StataCorp has a helpful FAQ, How do I fit a linear regression with interval (inequality) constraints in Stata? . I've used that reference to fit a *nonlinear* model using nl. (It also links to a page on nonlinear constrained models using ml - more on that later.)

The page recommends using functions to apply inequality constraints. For example, to constrain a parameter to be above zero, code exp(lnb)*somevar rather than b*somevar. Then recover b in post-estimation.

This usually works. But sometimes it results in convergence to a globally nonoptimal solution (inferior on an AIC or BIC basis - see the command estat ic). This problem may not be obvious. There are 3 possible fixes:

a) Muck around with the optimization procedure. There's limited scope for this option in nl though unlike, say, arima.
b) Muck around with seeding. This hasn't always worked for me.
c) Reverse out of whatever function you are using with nesting: exp(ln(b))*somevar. b will stay positive by necessity.

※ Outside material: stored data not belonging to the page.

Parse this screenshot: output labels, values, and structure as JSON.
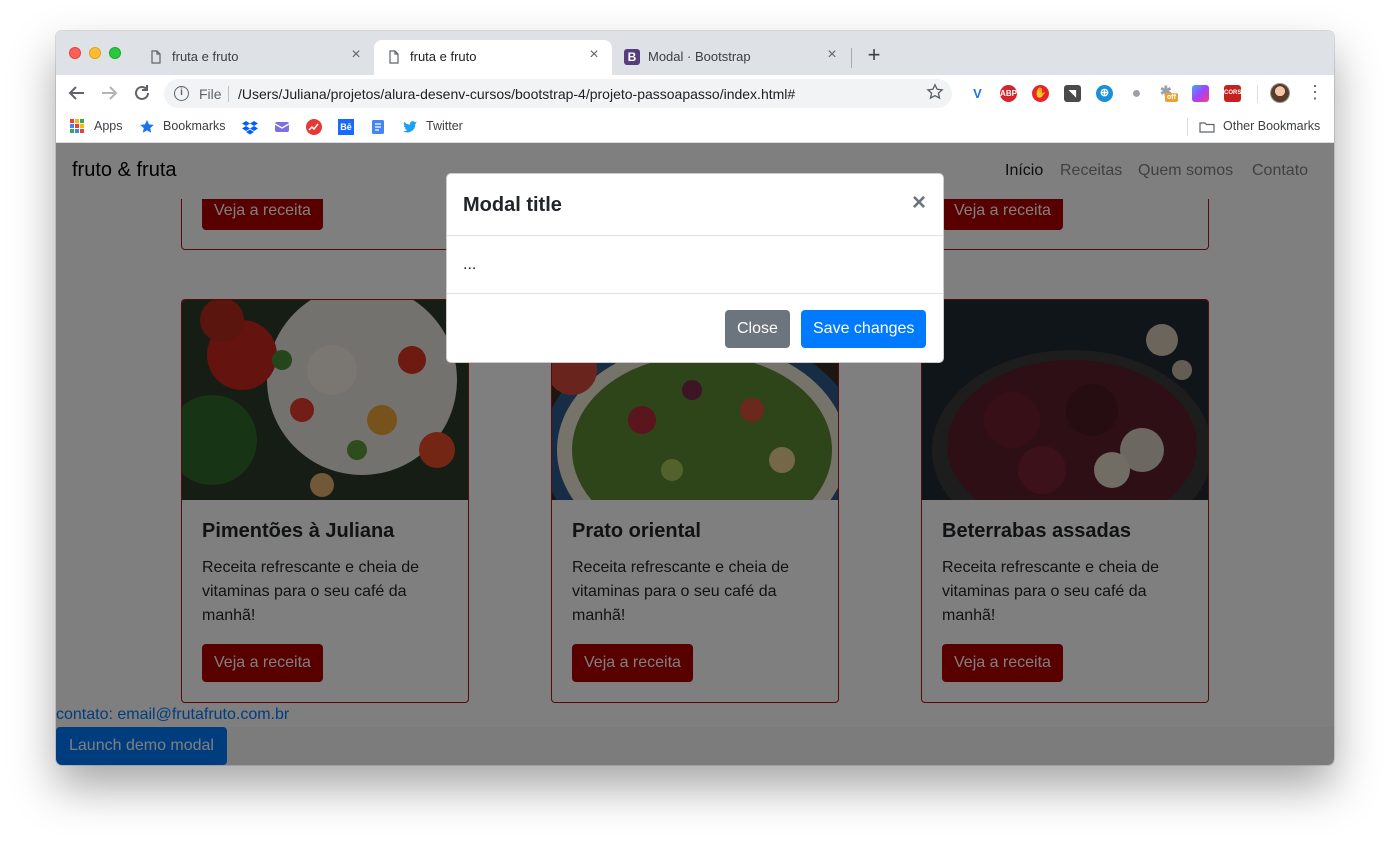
{
  "browser": {
    "tabs": [
      {
        "title": "fruta e fruto",
        "icon": "page-icon",
        "active": false
      },
      {
        "title": "fruta e fruto",
        "icon": "page-icon",
        "active": true
      },
      {
        "title": "Modal · Bootstrap",
        "icon": "bootstrap-icon",
        "icon_letter": "B",
        "active": false
      }
    ],
    "tab_close_glyph": "×",
    "new_tab_glyph": "+",
    "address": {
      "scheme_label": "File",
      "info_glyph": "i",
      "url": "/Users/Juliana/projetos/alura-desenv-cursos/bootstrap-4/projeto-passoapasso/index.html#"
    },
    "extensions": [
      {
        "name": "vivaldi-extension-icon",
        "label": "V",
        "color": "#1a73e8"
      },
      {
        "name": "adblock-plus-icon",
        "label": "ABP",
        "color": "#d7242a"
      },
      {
        "name": "adblock-hand-icon",
        "label": "✋",
        "color": "#e8262a"
      },
      {
        "name": "pocket-icon",
        "label": "◥",
        "color": "#4a4a4a"
      },
      {
        "name": "translate-extension-icon",
        "label": "⊕",
        "color": "#1a90d9"
      },
      {
        "name": "speech-bubble-icon",
        "label": "●",
        "color": "#9aa0a6"
      },
      {
        "name": "puzzle-off-icon",
        "label": "off",
        "color": "#f0a030"
      },
      {
        "name": "gradient-extension-icon",
        "label": "",
        "color": "#7b4dff"
      },
      {
        "name": "cors-icon",
        "label": "CORS",
        "color": "#c5221f"
      }
    ]
  },
  "bookmarks": {
    "items": [
      {
        "label": "Apps",
        "icon": "apps-grid-icon"
      },
      {
        "label": "Bookmarks",
        "icon": "star-icon"
      },
      {
        "label": "",
        "icon": "dropbox-icon"
      },
      {
        "label": "",
        "icon": "mail-icon"
      },
      {
        "label": "",
        "icon": "chart-icon"
      },
      {
        "label": "",
        "icon": "behance-icon",
        "glyph": "Bē"
      },
      {
        "label": "",
        "icon": "docs-icon"
      },
      {
        "label": "Twitter",
        "icon": "twitter-icon"
      }
    ],
    "other": "Other Bookmarks"
  },
  "page": {
    "brand": "fruto & fruta",
    "nav": [
      {
        "label": "Início",
        "active": true
      },
      {
        "label": "Receitas",
        "active": false
      },
      {
        "label": "Quem somos",
        "active": false
      },
      {
        "label": "Contato",
        "active": false
      }
    ],
    "top_buttons": [
      "Veja a receita",
      "Veja a receita"
    ],
    "cards": [
      {
        "title": "Pimentões à Juliana",
        "text": "Receita refrescante e cheia de vitaminas para o seu café da manhã!",
        "button": "Veja a receita",
        "image": "salad-peppers-photo"
      },
      {
        "title": "Prato oriental",
        "text": "Receita refrescante e cheia de vitaminas para o seu café da manhã!",
        "button": "Veja a receita",
        "image": "oriental-salad-photo"
      },
      {
        "title": "Beterrabas assadas",
        "text": "Receita refrescante e cheia de vitaminas para o seu café da manhã!",
        "button": "Veja a receita",
        "image": "roasted-beets-photo"
      }
    ],
    "contact": "contato: email@frutafruto.com.br",
    "launch_button": "Launch demo modal"
  },
  "modal": {
    "title": "Modal title",
    "close_glyph": "×",
    "body": "...",
    "close_button": "Close",
    "save_button": "Save changes"
  },
  "colors": {
    "accent_red": "#b00000",
    "primary_blue": "#007bff",
    "secondary_gray": "#6c757d"
  }
}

I've had good luck with option c) and exp(ln(b)) over the years. Not perfect luck, but very good luck. Today I had similar success with using logit(invlogit(b)), rather than invlogit(b). The latter led to globally non-optimal coefficients, even with good seeds and pretty small stepsizes specified (i.e. delta(4e-10), where the default is delta(4e-7)). So I would recommend reversing out of whatever constraining function you use, so as not to confuse the optimization algorithm. FWIW.

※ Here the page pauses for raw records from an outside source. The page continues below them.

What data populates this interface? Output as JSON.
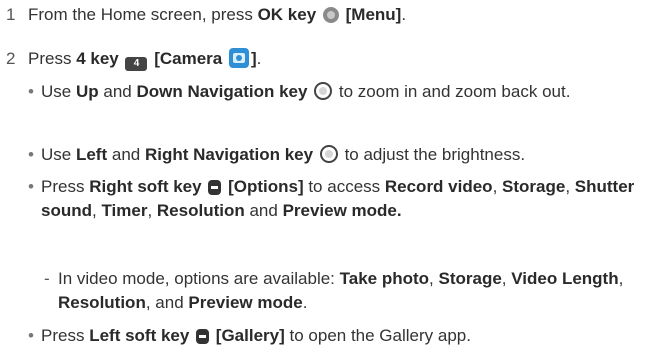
{
  "steps": [
    {
      "number": "1",
      "text_before": "From the Home screen, press ",
      "key_label": "OK key",
      "icon": "ok-key-icon",
      "bracket_label": "[Menu]",
      "text_after": "."
    },
    {
      "number": "2",
      "text_before": "Press ",
      "key_label": "4 key",
      "icon": "four-key-icon",
      "icon_text": "4",
      "bracket_label": "[Camera",
      "bracket_close": "]",
      "text_after": "."
    }
  ],
  "bullets": [
    {
      "pre": "Use ",
      "b1": "Up",
      "mid": " and ",
      "b2": "Down Navigation key",
      "post": " to zoom in and zoom back out."
    },
    {
      "pre": "Use ",
      "b1": "Left",
      "mid": " and ",
      "b2": "Right Navigation key",
      "post": " to adjust the brightness."
    },
    {
      "pre": "Press ",
      "b1": "Right soft key",
      "b1b": "[Options]",
      "mid": " to access ",
      "items": [
        "Record video",
        "Storage",
        "Shutter sound",
        "Timer",
        "Resolution",
        "Preview mode."
      ],
      "sep": ", ",
      "and": " and "
    },
    {
      "pre": "Press ",
      "b1": "Left soft key",
      "b1b": "[Gallery]",
      "post": " to open the Gallery app."
    }
  ],
  "sub_item": {
    "dash": "-",
    "pre": "In video mode, options are available: ",
    "items": [
      "Take photo",
      "Storage",
      "Video Length",
      "Resolution",
      "Preview mode"
    ],
    "sep": ", ",
    "and": ", and ",
    "post": "."
  },
  "bullet_char": "•"
}
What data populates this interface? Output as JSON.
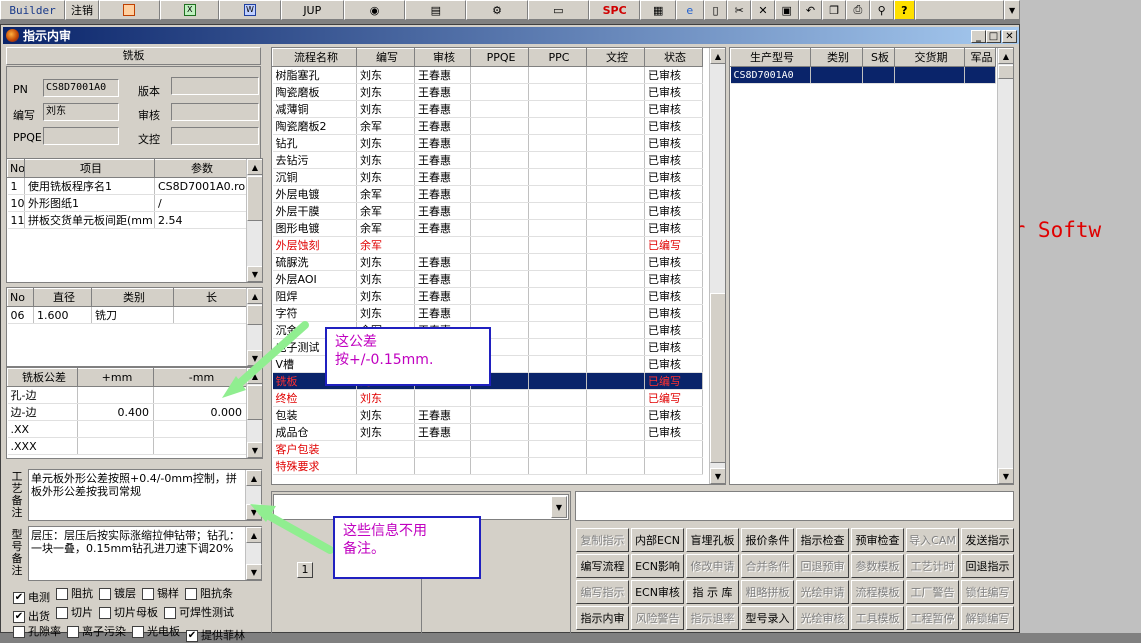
{
  "toolbar": {
    "builder": "Builder",
    "logout": "注销",
    "jup": "JUP",
    "spc": "SPC"
  },
  "background_text": "er Softw",
  "window": {
    "title": "指示内审"
  },
  "board": {
    "header": "铣板",
    "pn_label": "PN",
    "pn_value": "CS8D7001A0",
    "version_label": "版本",
    "version_value": "",
    "editor_label": "编写",
    "editor_value": "刘东",
    "reviewer_label": "审核",
    "reviewer_value": "",
    "ppqe_label": "PPQE",
    "ppqe_value": "",
    "doc_label": "文控",
    "doc_value": ""
  },
  "params": {
    "headers": [
      "No",
      "项目",
      "参数"
    ],
    "rows": [
      [
        "1",
        "使用铣板程序名1",
        "CS8D7001A0.rou"
      ],
      [
        "10",
        "外形图纸1",
        "/"
      ],
      [
        "11",
        "拼板交货单元板间距(mm",
        "2.54"
      ]
    ]
  },
  "tools": {
    "headers": [
      "No",
      "直径",
      "类别",
      "长"
    ],
    "rows": [
      [
        "06",
        "1.600",
        "铣刀",
        ""
      ]
    ]
  },
  "tolerance": {
    "headers": [
      "铣板公差",
      "+mm",
      "-mm"
    ],
    "rows": [
      [
        "孔-边",
        "",
        ""
      ],
      [
        "边-边",
        "0.400",
        "0.000"
      ],
      [
        ".XX",
        "",
        ""
      ],
      [
        ".XXX",
        "",
        ""
      ]
    ]
  },
  "process_note": {
    "label": "工艺备注",
    "text": "单元板外形公差按照+0.4/-0mm控制，拼板外形公差按我司常规"
  },
  "model_note": {
    "label": "型号备注",
    "text": "层压：层压后按实际涨缩拉伸钻带；钻孔：一块一叠，0.15mm钻孔进刀速下调20%"
  },
  "checks": [
    {
      "label": "电测",
      "checked": true
    },
    {
      "label": "阻抗",
      "checked": false
    },
    {
      "label": "镀层",
      "checked": false
    },
    {
      "label": "锡样",
      "checked": false
    },
    {
      "label": "阻抗条",
      "checked": false
    },
    {
      "label": "出货",
      "checked": true
    },
    {
      "label": "切片",
      "checked": false
    },
    {
      "label": "切片母板",
      "checked": false
    },
    {
      "label": "可焊性测试",
      "checked": false
    },
    {
      "label": "孔隙率",
      "checked": false
    },
    {
      "label": "离子污染",
      "checked": false
    },
    {
      "label": "光电板",
      "checked": false
    },
    {
      "label": "提供菲林",
      "checked": true
    }
  ],
  "flow": {
    "headers": [
      "流程名称",
      "编写",
      "审核",
      "PPQE",
      "PPC",
      "文控",
      "状态"
    ],
    "rows": [
      {
        "cells": [
          "树脂塞孔",
          "刘东",
          "王春惠",
          "",
          "",
          "",
          "已审核"
        ],
        "red": false,
        "selected": false
      },
      {
        "cells": [
          "陶瓷磨板",
          "刘东",
          "王春惠",
          "",
          "",
          "",
          "已审核"
        ],
        "red": false,
        "selected": false
      },
      {
        "cells": [
          "减薄铜",
          "刘东",
          "王春惠",
          "",
          "",
          "",
          "已审核"
        ],
        "red": false,
        "selected": false
      },
      {
        "cells": [
          "陶瓷磨板2",
          "余军",
          "王春惠",
          "",
          "",
          "",
          "已审核"
        ],
        "red": false,
        "selected": false
      },
      {
        "cells": [
          "钻孔",
          "刘东",
          "王春惠",
          "",
          "",
          "",
          "已审核"
        ],
        "red": false,
        "selected": false
      },
      {
        "cells": [
          "去钻污",
          "刘东",
          "王春惠",
          "",
          "",
          "",
          "已审核"
        ],
        "red": false,
        "selected": false
      },
      {
        "cells": [
          "沉铜",
          "刘东",
          "王春惠",
          "",
          "",
          "",
          "已审核"
        ],
        "red": false,
        "selected": false
      },
      {
        "cells": [
          "外层电镀",
          "余军",
          "王春惠",
          "",
          "",
          "",
          "已审核"
        ],
        "red": false,
        "selected": false
      },
      {
        "cells": [
          "外层干膜",
          "余军",
          "王春惠",
          "",
          "",
          "",
          "已审核"
        ],
        "red": false,
        "selected": false
      },
      {
        "cells": [
          "图形电镀",
          "余军",
          "王春惠",
          "",
          "",
          "",
          "已审核"
        ],
        "red": false,
        "selected": false
      },
      {
        "cells": [
          "外层蚀刻",
          "余军",
          "",
          "",
          "",
          "",
          "已编写"
        ],
        "red": true,
        "selected": false
      },
      {
        "cells": [
          "硫脲洗",
          "刘东",
          "王春惠",
          "",
          "",
          "",
          "已审核"
        ],
        "red": false,
        "selected": false
      },
      {
        "cells": [
          "外层AOI",
          "刘东",
          "王春惠",
          "",
          "",
          "",
          "已审核"
        ],
        "red": false,
        "selected": false
      },
      {
        "cells": [
          "阻焊",
          "刘东",
          "王春惠",
          "",
          "",
          "",
          "已审核"
        ],
        "red": false,
        "selected": false
      },
      {
        "cells": [
          "字符",
          "刘东",
          "王春惠",
          "",
          "",
          "",
          "已审核"
        ],
        "red": false,
        "selected": false
      },
      {
        "cells": [
          "沉金",
          "余军",
          "王春惠",
          "",
          "",
          "",
          "已审核"
        ],
        "red": false,
        "selected": false
      },
      {
        "cells": [
          "电子测试",
          "刘东",
          "王春惠",
          "",
          "",
          "",
          "已审核"
        ],
        "red": false,
        "selected": false
      },
      {
        "cells": [
          "V槽",
          "",
          "",
          "",
          "",
          "",
          "已审核"
        ],
        "red": false,
        "selected": false
      },
      {
        "cells": [
          "铣板",
          "刘东",
          "",
          "",
          "",
          "",
          "已编写"
        ],
        "red": true,
        "selected": true
      },
      {
        "cells": [
          "终检",
          "刘东",
          "",
          "",
          "",
          "",
          "已编写"
        ],
        "red": true,
        "selected": false
      },
      {
        "cells": [
          "包装",
          "刘东",
          "王春惠",
          "",
          "",
          "",
          "已审核"
        ],
        "red": false,
        "selected": false
      },
      {
        "cells": [
          "成品仓",
          "刘东",
          "王春惠",
          "",
          "",
          "",
          "已审核"
        ],
        "red": false,
        "selected": false
      },
      {
        "cells": [
          "客户包装",
          "",
          "",
          "",
          "",
          "",
          ""
        ],
        "red": true,
        "selected": false
      },
      {
        "cells": [
          "特殊要求",
          "",
          "",
          "",
          "",
          "",
          ""
        ],
        "red": true,
        "selected": false
      }
    ]
  },
  "models": {
    "headers": [
      "生产型号",
      "类别",
      "S板",
      "交货期",
      "军品"
    ],
    "rows": [
      [
        "CS8D7001A0",
        "",
        "",
        "",
        ""
      ]
    ]
  },
  "page_label": "1",
  "buttons": [
    {
      "label": "复制指示",
      "enabled": false
    },
    {
      "label": "内部ECN",
      "enabled": true
    },
    {
      "label": "盲埋孔板",
      "enabled": true
    },
    {
      "label": "报价条件",
      "enabled": true
    },
    {
      "label": "指示检查",
      "enabled": true
    },
    {
      "label": "预审检查",
      "enabled": true
    },
    {
      "label": "导入CAM",
      "enabled": false
    },
    {
      "label": "发送指示",
      "enabled": true
    },
    {
      "label": "编写流程",
      "enabled": true
    },
    {
      "label": "ECN影响",
      "enabled": true
    },
    {
      "label": "修改申请",
      "enabled": false
    },
    {
      "label": "合并条件",
      "enabled": false
    },
    {
      "label": "回退预审",
      "enabled": false
    },
    {
      "label": "参数模板",
      "enabled": false
    },
    {
      "label": "工艺计时",
      "enabled": false
    },
    {
      "label": "回退指示",
      "enabled": true
    },
    {
      "label": "编写指示",
      "enabled": false
    },
    {
      "label": "ECN审核",
      "enabled": true
    },
    {
      "label": "指 示 库",
      "enabled": true
    },
    {
      "label": "粗略拼板",
      "enabled": false
    },
    {
      "label": "光绘申请",
      "enabled": false
    },
    {
      "label": "流程模板",
      "enabled": false
    },
    {
      "label": "工厂警告",
      "enabled": false
    },
    {
      "label": "锁住编写",
      "enabled": false
    },
    {
      "label": "指示内审",
      "enabled": true
    },
    {
      "label": "风险警告",
      "enabled": false
    },
    {
      "label": "指示退率",
      "enabled": false
    },
    {
      "label": "型号录入",
      "enabled": true
    },
    {
      "label": "光绘审核",
      "enabled": false
    },
    {
      "label": "工具模板",
      "enabled": false
    },
    {
      "label": "工程暂停",
      "enabled": false
    },
    {
      "label": "解锁编写",
      "enabled": false
    }
  ],
  "callouts": {
    "tolerance": [
      "这公差",
      "按+/-0.15mm."
    ],
    "notes": [
      "这些信息不用",
      "备注。"
    ]
  }
}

I'm not convinced this would be a problem if I was using linear estimation. And perhaps I should be using ml - that's what the above webpage recommends for handling convergence issues (assuming you are aware of them). The reasons I don't are a) I'm not familiar with ml and moreover b) I'm assuming log normal errors, which are handled well with a straightforward transformation of my equation in nl. I think. Comments are welcome.